The next day, after I woke up, I checked last night's photos at facebook.

view on facebook here

Staring at this photo. I heard something cracking somewhere near my chest.
I tried to ignore it, and I read the comments below,
every comment was like a knife stabbing into my heart.
Even my close friends, those that once told me to be brave, those that once cheered me on,
they were now in the "like this photo" list,
they were now congratulating him,
they were now celebrating this newborn couple.
After getting my heart minced over and over,
I pulled out the plug of my computer and went back to my room,
locking the door behind me as I enter.

Sorrow, betrayal, loneliness. That's all I have in my mind.

And you won't want to know what I was doing on my bed.

Saturday, April 3, 2010

VIII. Fool on a Trip

Having being told something like that, I decided that it would be best to keep a low profile and not to get too close, I was afraid of losing a friend. Yes, we were good friends back then.

After about a month in my class, HE was invited to join a better class. At first, he seemed uncertain whether to go or not, as it would mean being in separate classes with the girl he loves.

Even though he was my rival in love, I asked him to stay.
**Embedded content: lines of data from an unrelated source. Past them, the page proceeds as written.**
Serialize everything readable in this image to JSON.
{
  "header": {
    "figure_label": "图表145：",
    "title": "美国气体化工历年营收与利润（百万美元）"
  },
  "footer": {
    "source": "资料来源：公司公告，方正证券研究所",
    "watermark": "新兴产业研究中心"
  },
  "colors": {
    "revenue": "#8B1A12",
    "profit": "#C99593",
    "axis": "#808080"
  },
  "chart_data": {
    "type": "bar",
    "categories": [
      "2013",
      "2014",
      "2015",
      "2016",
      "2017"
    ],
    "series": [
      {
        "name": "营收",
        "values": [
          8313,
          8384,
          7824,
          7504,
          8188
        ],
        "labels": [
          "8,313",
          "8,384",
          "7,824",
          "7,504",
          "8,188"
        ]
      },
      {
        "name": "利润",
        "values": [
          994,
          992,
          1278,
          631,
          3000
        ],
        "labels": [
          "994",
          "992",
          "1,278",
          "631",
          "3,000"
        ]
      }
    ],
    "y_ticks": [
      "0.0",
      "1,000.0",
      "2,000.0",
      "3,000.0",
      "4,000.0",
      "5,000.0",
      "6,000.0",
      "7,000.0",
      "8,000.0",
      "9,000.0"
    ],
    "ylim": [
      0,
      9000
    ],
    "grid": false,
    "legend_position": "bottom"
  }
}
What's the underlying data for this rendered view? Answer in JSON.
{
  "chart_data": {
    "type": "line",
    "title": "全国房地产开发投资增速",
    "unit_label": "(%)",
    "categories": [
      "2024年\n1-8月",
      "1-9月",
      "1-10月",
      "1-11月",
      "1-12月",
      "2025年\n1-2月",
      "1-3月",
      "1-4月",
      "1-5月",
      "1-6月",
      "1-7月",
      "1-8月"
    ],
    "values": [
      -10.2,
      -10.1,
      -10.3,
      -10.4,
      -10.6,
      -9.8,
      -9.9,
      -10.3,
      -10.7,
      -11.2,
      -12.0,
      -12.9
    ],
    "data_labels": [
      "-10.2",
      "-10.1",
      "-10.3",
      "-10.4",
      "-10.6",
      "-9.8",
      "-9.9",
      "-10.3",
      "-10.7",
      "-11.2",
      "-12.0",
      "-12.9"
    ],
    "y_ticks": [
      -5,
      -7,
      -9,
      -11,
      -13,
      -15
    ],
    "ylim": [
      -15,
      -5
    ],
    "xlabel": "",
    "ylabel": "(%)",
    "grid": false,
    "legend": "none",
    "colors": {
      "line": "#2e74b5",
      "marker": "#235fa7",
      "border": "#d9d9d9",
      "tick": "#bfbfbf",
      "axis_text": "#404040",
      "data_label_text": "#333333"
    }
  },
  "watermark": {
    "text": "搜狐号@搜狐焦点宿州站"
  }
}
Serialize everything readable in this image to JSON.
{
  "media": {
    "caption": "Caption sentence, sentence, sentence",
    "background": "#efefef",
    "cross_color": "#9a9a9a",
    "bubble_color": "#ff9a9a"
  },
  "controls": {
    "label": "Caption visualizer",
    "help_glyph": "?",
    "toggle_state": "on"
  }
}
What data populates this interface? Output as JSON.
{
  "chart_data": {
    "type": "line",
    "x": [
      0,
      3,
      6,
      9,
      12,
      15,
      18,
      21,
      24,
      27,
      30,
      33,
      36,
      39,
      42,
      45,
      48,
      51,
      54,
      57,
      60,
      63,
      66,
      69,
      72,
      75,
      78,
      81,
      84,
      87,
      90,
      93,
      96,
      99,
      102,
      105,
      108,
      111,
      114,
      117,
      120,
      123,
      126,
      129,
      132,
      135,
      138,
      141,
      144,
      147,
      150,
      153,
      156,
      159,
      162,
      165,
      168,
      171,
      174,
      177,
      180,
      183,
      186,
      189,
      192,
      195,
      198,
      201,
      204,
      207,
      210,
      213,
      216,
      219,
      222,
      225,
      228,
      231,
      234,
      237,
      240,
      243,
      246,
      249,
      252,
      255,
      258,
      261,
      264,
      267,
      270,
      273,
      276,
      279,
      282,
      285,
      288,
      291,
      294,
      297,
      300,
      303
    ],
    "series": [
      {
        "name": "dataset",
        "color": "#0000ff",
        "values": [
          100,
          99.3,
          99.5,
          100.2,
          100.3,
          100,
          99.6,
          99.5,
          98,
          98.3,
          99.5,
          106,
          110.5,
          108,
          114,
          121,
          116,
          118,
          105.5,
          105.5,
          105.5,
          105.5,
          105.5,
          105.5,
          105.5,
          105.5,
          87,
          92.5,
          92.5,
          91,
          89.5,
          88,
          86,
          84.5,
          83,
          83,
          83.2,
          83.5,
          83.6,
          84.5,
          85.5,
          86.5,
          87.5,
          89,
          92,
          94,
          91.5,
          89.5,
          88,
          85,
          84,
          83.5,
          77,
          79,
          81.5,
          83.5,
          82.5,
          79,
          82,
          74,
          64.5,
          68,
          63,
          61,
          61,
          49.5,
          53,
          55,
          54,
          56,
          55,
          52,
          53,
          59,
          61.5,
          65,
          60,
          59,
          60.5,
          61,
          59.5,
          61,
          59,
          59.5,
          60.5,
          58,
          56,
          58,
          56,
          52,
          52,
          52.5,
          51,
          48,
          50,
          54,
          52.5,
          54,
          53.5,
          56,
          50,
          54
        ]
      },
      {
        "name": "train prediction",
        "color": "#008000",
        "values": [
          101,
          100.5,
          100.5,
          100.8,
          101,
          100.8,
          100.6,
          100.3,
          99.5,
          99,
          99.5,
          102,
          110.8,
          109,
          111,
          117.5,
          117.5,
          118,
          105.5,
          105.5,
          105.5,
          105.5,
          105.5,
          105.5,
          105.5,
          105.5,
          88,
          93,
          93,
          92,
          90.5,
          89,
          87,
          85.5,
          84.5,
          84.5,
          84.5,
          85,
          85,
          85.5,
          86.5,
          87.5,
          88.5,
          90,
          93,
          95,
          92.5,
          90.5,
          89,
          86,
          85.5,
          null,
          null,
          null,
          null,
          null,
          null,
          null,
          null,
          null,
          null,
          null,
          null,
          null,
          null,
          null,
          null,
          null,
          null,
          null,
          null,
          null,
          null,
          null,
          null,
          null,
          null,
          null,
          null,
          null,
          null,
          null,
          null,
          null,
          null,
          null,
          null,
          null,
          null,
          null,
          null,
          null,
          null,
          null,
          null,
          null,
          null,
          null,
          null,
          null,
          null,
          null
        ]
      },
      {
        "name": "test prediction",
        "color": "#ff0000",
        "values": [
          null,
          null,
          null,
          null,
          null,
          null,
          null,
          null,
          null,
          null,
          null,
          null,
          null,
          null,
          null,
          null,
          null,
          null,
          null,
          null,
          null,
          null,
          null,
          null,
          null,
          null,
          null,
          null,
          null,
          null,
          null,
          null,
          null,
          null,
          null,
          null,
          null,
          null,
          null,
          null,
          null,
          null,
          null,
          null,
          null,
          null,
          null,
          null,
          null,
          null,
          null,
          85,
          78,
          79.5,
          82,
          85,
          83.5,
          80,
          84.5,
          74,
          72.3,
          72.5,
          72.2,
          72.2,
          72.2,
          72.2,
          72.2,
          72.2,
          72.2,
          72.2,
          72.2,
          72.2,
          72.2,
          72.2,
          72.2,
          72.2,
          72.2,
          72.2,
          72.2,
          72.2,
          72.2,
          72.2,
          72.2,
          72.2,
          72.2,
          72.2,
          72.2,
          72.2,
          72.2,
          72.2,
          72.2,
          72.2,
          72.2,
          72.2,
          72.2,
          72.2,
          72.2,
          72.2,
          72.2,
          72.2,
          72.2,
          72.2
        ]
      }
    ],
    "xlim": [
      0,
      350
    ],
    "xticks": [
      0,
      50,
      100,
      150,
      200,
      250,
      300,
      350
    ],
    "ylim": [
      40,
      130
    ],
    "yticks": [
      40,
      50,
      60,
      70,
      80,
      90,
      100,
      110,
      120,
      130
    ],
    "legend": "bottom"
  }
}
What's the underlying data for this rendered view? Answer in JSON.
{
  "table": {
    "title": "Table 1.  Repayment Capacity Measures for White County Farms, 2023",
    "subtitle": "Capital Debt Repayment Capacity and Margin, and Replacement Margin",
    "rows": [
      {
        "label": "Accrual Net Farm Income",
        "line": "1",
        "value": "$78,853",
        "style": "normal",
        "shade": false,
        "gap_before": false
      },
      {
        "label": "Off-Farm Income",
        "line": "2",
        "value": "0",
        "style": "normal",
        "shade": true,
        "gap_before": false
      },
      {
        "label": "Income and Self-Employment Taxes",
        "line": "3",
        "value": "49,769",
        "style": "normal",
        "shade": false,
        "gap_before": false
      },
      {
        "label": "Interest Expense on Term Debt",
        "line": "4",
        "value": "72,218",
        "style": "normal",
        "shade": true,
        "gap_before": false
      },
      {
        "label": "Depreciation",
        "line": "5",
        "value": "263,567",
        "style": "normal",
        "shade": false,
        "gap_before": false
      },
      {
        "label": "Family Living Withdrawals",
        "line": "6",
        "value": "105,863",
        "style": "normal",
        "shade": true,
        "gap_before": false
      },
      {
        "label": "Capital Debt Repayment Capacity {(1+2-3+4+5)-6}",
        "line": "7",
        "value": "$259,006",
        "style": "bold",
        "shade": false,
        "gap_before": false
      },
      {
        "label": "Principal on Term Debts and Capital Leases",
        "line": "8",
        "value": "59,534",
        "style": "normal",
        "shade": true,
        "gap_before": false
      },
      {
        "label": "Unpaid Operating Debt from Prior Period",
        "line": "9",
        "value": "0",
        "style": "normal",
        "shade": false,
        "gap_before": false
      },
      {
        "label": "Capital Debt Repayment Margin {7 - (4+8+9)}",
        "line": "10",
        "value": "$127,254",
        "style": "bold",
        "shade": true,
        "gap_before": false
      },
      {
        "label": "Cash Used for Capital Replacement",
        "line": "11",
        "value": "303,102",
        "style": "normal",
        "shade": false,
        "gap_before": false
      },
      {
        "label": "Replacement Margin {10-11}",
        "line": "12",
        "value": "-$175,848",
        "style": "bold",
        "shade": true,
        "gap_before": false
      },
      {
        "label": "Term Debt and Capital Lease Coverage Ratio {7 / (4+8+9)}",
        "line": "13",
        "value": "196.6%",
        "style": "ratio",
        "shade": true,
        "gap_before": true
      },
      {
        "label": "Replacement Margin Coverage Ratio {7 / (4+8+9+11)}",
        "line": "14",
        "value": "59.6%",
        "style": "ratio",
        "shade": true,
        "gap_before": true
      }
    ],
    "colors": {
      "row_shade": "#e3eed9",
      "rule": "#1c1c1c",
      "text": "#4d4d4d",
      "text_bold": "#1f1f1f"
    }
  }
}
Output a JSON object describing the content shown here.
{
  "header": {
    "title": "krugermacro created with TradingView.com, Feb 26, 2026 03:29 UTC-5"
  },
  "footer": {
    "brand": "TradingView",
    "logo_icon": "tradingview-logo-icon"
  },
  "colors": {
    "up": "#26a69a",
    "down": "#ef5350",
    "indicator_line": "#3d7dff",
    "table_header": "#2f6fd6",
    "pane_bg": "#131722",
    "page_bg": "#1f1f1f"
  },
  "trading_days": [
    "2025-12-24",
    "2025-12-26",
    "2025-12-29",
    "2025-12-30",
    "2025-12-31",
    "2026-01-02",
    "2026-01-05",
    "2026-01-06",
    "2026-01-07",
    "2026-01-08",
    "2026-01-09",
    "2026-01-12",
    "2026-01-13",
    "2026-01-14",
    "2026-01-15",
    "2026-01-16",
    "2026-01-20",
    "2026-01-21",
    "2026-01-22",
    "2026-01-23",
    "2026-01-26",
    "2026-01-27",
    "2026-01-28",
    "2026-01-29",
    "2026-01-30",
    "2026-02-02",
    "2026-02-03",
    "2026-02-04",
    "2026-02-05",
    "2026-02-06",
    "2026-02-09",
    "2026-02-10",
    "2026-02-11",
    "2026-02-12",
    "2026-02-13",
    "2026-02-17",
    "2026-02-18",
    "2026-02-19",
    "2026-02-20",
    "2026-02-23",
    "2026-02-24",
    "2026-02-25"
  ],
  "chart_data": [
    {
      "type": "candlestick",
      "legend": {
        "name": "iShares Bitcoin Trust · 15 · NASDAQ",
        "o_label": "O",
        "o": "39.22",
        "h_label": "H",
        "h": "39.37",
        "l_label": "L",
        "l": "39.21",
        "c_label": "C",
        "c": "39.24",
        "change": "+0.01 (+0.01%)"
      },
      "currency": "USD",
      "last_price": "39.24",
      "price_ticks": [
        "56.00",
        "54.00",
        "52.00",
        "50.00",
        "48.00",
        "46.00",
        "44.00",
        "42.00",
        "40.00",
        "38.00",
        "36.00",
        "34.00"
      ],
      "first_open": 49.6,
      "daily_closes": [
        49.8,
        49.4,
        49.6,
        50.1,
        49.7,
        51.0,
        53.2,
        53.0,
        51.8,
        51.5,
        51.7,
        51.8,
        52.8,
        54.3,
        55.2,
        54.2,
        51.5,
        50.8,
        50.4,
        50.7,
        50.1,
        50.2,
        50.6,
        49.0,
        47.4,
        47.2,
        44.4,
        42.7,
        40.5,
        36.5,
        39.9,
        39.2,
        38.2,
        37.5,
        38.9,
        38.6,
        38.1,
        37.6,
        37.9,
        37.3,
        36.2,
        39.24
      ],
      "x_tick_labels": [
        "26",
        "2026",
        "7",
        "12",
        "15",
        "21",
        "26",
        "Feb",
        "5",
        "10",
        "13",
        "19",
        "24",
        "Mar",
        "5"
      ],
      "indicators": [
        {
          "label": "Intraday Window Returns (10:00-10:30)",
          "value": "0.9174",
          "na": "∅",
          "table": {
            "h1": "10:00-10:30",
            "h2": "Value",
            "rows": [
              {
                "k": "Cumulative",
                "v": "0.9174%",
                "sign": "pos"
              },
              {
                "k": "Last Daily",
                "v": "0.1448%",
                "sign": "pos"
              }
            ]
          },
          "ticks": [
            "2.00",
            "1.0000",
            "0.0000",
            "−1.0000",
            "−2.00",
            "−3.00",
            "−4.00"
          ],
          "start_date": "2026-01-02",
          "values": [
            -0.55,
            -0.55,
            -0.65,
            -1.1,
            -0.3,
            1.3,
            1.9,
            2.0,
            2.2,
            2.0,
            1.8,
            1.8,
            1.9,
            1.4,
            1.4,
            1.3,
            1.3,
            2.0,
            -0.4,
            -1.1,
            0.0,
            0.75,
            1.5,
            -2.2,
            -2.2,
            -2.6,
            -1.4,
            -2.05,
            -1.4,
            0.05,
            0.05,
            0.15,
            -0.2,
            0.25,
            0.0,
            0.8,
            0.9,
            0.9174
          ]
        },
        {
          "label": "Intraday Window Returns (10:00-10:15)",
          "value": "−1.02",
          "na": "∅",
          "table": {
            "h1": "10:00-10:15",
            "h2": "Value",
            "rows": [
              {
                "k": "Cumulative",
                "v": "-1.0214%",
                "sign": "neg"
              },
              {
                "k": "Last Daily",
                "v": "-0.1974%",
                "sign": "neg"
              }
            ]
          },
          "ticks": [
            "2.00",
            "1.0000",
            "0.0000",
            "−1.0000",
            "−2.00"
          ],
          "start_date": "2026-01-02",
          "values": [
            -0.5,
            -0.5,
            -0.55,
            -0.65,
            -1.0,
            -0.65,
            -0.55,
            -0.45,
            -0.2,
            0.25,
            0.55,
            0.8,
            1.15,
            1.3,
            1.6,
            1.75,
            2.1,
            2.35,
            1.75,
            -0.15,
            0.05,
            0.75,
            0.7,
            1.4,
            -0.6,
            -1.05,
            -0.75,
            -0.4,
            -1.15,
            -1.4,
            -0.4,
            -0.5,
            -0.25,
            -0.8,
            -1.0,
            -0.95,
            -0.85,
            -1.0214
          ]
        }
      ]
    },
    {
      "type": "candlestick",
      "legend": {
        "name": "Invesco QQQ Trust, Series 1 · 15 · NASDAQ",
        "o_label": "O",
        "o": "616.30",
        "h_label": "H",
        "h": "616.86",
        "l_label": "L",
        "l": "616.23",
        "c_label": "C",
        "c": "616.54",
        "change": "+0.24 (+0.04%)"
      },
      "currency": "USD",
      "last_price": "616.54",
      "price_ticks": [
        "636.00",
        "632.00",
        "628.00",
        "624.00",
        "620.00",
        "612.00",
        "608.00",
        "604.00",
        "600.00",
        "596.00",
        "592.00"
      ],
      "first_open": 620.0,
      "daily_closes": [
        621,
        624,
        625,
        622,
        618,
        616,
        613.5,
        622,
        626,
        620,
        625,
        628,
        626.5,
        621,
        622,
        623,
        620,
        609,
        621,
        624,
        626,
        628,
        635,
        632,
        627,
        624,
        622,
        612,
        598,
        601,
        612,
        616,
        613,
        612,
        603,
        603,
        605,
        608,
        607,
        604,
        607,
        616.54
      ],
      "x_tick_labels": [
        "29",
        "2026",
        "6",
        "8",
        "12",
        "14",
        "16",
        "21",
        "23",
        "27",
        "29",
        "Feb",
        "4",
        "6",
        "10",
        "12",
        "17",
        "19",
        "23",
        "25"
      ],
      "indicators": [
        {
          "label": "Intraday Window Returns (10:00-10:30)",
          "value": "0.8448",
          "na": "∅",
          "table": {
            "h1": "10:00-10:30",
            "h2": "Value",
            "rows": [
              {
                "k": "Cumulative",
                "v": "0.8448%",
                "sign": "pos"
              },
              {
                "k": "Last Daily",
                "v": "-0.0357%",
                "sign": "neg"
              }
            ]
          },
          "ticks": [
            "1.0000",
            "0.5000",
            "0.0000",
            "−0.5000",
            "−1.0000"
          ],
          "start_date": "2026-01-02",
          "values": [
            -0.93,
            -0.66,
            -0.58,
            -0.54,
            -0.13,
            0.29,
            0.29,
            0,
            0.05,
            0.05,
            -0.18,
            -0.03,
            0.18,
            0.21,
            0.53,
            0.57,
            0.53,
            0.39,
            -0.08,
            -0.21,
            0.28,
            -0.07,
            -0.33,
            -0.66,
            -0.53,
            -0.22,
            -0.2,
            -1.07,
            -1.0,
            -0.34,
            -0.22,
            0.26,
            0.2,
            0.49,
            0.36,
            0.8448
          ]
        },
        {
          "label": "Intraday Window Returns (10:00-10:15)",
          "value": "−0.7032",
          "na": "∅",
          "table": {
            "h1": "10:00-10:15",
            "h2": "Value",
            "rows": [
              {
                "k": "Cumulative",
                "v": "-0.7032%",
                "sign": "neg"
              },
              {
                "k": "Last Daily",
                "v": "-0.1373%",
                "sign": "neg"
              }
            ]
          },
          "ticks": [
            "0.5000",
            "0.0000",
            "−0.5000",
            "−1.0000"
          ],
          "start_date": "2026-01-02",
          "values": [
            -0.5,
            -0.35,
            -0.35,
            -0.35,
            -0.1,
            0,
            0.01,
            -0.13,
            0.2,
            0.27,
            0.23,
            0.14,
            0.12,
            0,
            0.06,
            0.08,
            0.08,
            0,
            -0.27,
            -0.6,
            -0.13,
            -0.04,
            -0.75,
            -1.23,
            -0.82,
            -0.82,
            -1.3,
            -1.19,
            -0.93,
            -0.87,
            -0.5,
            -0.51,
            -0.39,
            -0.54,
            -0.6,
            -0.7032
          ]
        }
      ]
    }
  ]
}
Because it was fun being in the same class with him. But in the end, he chose to go to L6B1, a class for students with higher standards. Leaving her behind.

Perhaps he thought they will meet together in U6B1 next year? Back then, her results weren't that good. She was really hardworking, but maybe form 6 is just too hard for us. I decided that I want to be with the same class with her next year, I want to work hard by her side during my upper six year.

Or perhaps, I need her company during my long upper six year.

So, I didn't put much effort into my studies. Thinking that I have to maintain my ranking near to her so that we'll be sorted into same classes next year. Having that excuse in mind, I took all my revision for granted,and yea, I got the worst marks I have in my life. I was a fool to do so.

Well, soon, the holidays came, we had a class trip to Cameron Highlands. There were some nice memories there. But now I just wanna forget them all. For instance, my classmates asked me to have a photo shoot with her. Gah, and she played along, I was happy and shy at the same time, there's a ridiculous expression on my face in the photo. Yea, I know its no big deal, its just a photo shoot, but it was good enough for a failure in love like me. *sigh* (i even got my friend to send the photo to me secretly later >.<) The next morning, I decided to do something for her, as my gratitude for making me happy. (and a sleepless night) I know she likes Vitagen, green apple flavour. When my friends were having breakfast, I broke off and went to a convenience store and bought 2 bars of the juice. I swear stuff are expensive at Cameron, I was near broke so I headed back to the bus and wait. I skipped lunch and breakfast that day. I didn't personally give those juices to her in the bus though, I didn't want to cause too much attention, and I was shy, as always. And the trip ended without anything special after that.

Some time later, L6B1 had their class trip too. After they came back, I checked their trip photos on facebook. And I was shocked to discover that rumours are now going on between HIM and another girl. And he didn't say anything to deny it.

I thought perhaps he found a new crush in his new class?
Perhaps now I can make a move without hurting anyone?
Perhaps now she would give me a chance?